Relational care centers around the idea that compassionate relationships are just as important to care structures as physical care and are vital to a person’s wellness. It is through these relationships that people can thrive, because they encourage a sense of belonging, value and purpose.
The relational care model doesn’t just extend to residents. It’s a holistic approach that considers all actors in the care context. Giving staff enough support extends to how they care for and develop relationships with other staff and residents. It creates a new culture of care.
“We need to be concerned about nurturing the relationships that staff have with residents, that staff have with families, and that staff have with each other,” she said. “If we care about people in relationships, we're going to be more likely to care about their well-being.”
There are also advocates of a person-centered method of care, which places higher importance on a person’s individual needs rather than a general standard for each person. But Dupuis has noticed that the homes using this method still have a predominantly biomedical approach. She also says the person-centred model doesn’t ensure all people in the care context have the support they need to live well.

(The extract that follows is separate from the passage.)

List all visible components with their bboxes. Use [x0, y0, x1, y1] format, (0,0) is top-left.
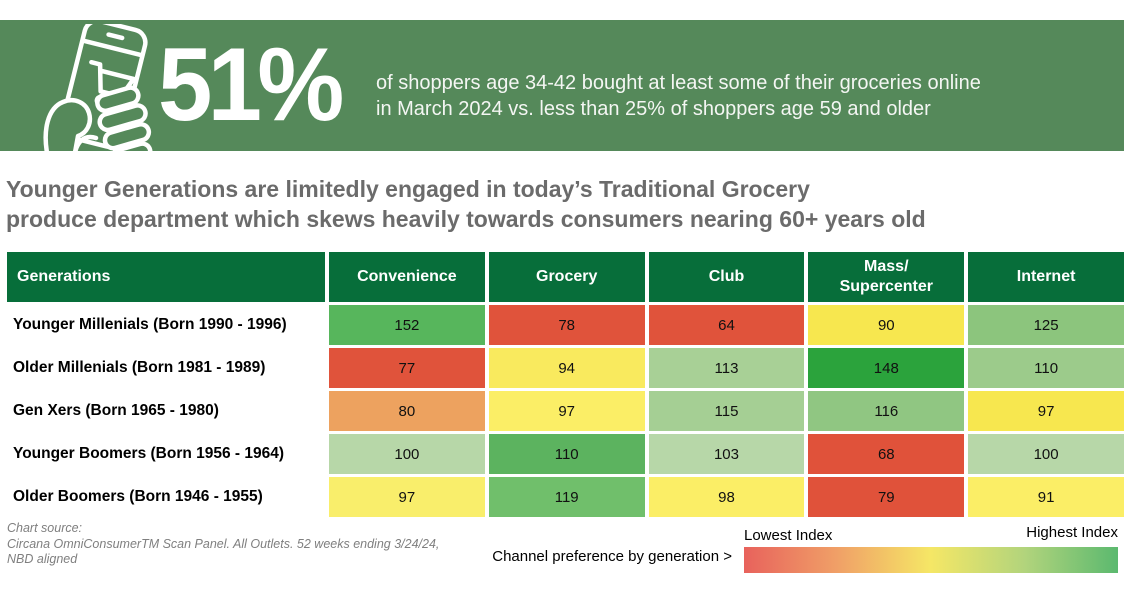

The current systems of care are also task-focused, and this makes it hard to have enough time in the day for staff to nurture relationships with residents. There are recreational staff, but Dupuis says the resident-to-staff ratio makes it harder to bond with everyone.
Dr. Penny MacCourt is the founder of HealthWell Educators and Consultants Ltd and has a research focus in aging, mental health and service delivery at the University of Victoria. She says that loneliness, boredom and helplessness are common among residents of long-term care homes. During a pandemic when they can’t see their families, this becomes worse.
“It also comes down to culture where, you know whether the staff and the management are really there for the residents and are willing to take individualism rather than efficiency,” she said. “Everybody's been encouraged in the last 20 years to think about efficiency.”
Dupuis and Maccourt say placing more value on the physically and mentally demanding work of care home staff can make positive changes in the short-term. It’s common for frontline workers in long-term care to be underpaid. They also lack enough opportunities for secure, full-time work.
This is part of the reason why staff often work multiple jobs at multiple homes, which can increase the risk of spreading COVID-19 between homes. British Columbia’s long-term care homes were not hardest hit by this dilemma, and MacCourt attributes the success to consistent staffing.
“When COVID came in, they said across the board, all the care-aids will work for the government for six months, and they all get $25 an hour,” MacCourt said.
Workers were also mandated to work at only one facility during the pandemic, to decrease opportunities for spread. This also meant allowing full-time work.
“I can’t see how they could possibly turn it back now,” she said. “That’s one of the benefits that’s come out of this, it’s a stabilized workforce.”